Do ponto de vista histórico, estas manifestações que se intensificaram a partir da 2ª metade da década de 1980, consolidando-se na década de 1990, testemunham o evoluir de uma conjuntura que não podia ser diferente. O império português havia terminado no final da primeira metade da década de 1970, após uma década de conflito armado com as suas colónias africanas, por isso as emoções estavam ainda candentes e o processo de reconciliação das almas não é um caminho fácil. Persistia ainda na mente dos africanos a desconfiança natural para com tudo que viesse do antigo colonizador, mas por outro lado, na mente dos portugueses, a perda do império não quebrou a persistência do mito do império. Assim, tudo quanto dissesse respeito à questão da língua portuguesa encontrava referências nas fissuras criadas pelo processo histórico que levou às independências dos países africanos.
Tendo sido o Acordo Ortográfico ou o processo de elaboração deste uma das primeiras iniciativas de reflexão comum sobre a língua, fica patente o olhar desconfiado dos africanos, sobretudo de Angola e Moçambique, quer do ponto de vista científico, quer do ponto de vista político, cujas sequelas ainda persistem até hoje, embora com menor intensidade.

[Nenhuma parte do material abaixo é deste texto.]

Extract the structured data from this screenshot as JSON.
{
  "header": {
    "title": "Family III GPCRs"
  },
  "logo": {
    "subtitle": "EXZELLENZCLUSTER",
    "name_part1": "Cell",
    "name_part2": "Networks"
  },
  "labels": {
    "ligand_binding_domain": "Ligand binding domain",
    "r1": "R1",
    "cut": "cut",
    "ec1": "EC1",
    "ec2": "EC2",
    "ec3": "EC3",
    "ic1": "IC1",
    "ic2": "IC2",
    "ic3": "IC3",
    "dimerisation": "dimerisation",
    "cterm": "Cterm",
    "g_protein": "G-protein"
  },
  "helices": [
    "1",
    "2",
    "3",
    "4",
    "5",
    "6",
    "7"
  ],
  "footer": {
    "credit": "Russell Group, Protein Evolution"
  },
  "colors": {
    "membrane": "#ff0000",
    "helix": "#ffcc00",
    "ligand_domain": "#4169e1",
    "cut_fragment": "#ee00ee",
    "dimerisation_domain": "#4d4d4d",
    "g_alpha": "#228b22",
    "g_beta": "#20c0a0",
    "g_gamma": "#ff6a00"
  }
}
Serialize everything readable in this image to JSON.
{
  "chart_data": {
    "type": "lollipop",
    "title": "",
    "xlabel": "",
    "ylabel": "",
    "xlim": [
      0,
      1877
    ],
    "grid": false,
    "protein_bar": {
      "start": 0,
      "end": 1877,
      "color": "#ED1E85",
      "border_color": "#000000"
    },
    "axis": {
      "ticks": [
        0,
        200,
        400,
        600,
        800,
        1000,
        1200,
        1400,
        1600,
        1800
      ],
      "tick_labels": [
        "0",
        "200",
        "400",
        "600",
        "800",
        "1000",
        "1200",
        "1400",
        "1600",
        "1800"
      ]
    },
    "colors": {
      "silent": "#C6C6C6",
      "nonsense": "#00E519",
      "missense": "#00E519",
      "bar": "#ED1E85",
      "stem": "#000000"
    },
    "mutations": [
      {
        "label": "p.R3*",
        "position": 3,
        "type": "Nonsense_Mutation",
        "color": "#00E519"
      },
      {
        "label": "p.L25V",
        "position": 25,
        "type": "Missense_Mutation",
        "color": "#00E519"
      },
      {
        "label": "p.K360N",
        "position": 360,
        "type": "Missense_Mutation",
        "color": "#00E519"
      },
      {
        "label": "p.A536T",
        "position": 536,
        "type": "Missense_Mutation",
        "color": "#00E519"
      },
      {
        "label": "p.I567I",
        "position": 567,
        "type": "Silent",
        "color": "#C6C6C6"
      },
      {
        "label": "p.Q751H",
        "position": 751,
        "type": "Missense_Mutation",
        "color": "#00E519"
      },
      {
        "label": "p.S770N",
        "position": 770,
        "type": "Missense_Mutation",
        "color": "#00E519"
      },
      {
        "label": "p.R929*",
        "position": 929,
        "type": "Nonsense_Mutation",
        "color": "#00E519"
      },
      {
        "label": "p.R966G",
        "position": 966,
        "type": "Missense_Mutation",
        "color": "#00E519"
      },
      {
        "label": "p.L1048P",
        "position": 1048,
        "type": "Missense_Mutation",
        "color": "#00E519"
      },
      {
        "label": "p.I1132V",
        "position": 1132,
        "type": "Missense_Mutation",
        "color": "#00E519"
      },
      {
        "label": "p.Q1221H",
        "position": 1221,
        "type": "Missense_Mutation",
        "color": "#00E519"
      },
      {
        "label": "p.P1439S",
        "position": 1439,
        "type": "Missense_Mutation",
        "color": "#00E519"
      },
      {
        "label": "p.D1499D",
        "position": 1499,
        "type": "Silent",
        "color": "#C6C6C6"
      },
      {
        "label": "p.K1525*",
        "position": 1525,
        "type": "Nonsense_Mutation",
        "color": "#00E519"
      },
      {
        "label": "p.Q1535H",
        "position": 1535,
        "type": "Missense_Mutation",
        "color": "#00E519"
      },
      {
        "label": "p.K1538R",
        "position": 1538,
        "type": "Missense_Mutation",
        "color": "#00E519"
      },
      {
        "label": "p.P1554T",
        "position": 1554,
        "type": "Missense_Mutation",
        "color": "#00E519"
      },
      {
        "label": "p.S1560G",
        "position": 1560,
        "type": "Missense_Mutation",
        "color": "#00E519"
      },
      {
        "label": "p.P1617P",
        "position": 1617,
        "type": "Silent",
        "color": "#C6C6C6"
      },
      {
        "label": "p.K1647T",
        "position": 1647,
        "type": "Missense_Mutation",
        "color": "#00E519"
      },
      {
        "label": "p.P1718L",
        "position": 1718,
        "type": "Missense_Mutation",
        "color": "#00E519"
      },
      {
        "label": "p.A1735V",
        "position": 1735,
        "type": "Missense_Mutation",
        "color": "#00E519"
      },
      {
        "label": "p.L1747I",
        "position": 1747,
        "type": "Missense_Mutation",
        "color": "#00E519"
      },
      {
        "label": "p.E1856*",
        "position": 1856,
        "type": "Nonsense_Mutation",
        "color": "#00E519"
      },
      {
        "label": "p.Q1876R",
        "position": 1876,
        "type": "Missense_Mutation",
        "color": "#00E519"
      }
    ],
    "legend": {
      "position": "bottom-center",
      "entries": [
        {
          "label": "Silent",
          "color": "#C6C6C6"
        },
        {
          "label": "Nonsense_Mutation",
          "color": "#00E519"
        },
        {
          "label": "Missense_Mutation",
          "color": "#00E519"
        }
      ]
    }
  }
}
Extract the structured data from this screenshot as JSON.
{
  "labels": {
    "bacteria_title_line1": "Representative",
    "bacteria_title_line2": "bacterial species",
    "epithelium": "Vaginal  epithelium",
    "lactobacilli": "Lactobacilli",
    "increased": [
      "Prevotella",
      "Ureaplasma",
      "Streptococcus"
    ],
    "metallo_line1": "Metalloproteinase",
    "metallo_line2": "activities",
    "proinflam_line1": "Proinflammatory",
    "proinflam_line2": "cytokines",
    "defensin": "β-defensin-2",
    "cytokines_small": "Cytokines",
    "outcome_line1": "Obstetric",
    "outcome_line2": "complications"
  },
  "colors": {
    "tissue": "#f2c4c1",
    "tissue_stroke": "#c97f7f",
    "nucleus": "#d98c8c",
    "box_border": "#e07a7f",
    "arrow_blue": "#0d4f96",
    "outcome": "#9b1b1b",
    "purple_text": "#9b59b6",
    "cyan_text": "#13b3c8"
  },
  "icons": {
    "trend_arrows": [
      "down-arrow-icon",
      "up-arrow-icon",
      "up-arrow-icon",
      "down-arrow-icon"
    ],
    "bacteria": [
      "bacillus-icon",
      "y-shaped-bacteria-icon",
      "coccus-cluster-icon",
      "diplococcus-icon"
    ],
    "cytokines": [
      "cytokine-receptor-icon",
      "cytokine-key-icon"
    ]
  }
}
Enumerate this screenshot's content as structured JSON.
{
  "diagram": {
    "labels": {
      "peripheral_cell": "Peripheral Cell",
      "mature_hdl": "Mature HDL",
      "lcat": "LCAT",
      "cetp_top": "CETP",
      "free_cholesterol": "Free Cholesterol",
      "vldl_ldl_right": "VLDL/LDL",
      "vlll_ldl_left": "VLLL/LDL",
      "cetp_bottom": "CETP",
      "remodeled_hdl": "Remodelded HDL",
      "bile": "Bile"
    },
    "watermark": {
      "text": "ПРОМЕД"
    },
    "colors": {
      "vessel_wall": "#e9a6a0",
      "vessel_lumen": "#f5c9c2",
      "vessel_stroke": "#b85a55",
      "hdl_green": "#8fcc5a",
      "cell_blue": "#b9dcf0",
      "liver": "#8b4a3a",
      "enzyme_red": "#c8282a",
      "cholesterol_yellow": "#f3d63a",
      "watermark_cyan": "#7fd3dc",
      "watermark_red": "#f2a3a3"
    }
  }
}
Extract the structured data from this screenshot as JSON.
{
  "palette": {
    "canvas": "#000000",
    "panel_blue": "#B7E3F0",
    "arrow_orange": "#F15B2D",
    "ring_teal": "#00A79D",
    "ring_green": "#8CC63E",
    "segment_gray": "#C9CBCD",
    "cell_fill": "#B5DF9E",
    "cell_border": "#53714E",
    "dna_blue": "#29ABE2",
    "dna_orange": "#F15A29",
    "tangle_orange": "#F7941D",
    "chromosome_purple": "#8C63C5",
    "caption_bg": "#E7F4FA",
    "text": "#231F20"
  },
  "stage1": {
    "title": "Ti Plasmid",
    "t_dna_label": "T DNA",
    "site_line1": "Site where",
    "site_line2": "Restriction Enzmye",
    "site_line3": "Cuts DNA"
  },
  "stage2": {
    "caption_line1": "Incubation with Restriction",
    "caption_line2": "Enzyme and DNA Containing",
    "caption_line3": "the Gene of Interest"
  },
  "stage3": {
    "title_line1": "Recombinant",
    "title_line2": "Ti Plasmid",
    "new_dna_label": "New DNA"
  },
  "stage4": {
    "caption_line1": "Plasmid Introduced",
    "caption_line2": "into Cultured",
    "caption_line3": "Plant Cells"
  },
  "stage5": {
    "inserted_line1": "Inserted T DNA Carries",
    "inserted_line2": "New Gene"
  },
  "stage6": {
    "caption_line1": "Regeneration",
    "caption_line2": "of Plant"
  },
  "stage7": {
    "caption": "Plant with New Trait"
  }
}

Curiosamente, é o Brasil e não Portugal quem toma a iniciativa de acções mais abrangentes no que toca à política da língua e dos países de língua portuguesa: José Sarney, em 1988, com a Constituição do Instituto Internacional da Língua Portuguesa-I.I.L.P, José Aparecido de Oliveira, que ao longo da primeira parte da década de 1990 levou a efeito um minucioso trabalho diplomático para a constituição da Comunidade dos Países de Língua Portuguesa.
No tocante ao mundo ao mundo académico, mesmo as universidades portuguesas, quando começaram a pegar de uma forma mais sistematizada a questão da língua e da literatura de língua portuguesa foi de uma forma muito titubeante, desvanecendo-se estas hesitações a partir do momento que começaram a aparecer trabalhos científicos e académicos que muito contribuíram para o conhecimento do funcionamento e utilização da língua portuguesa nos países africanos.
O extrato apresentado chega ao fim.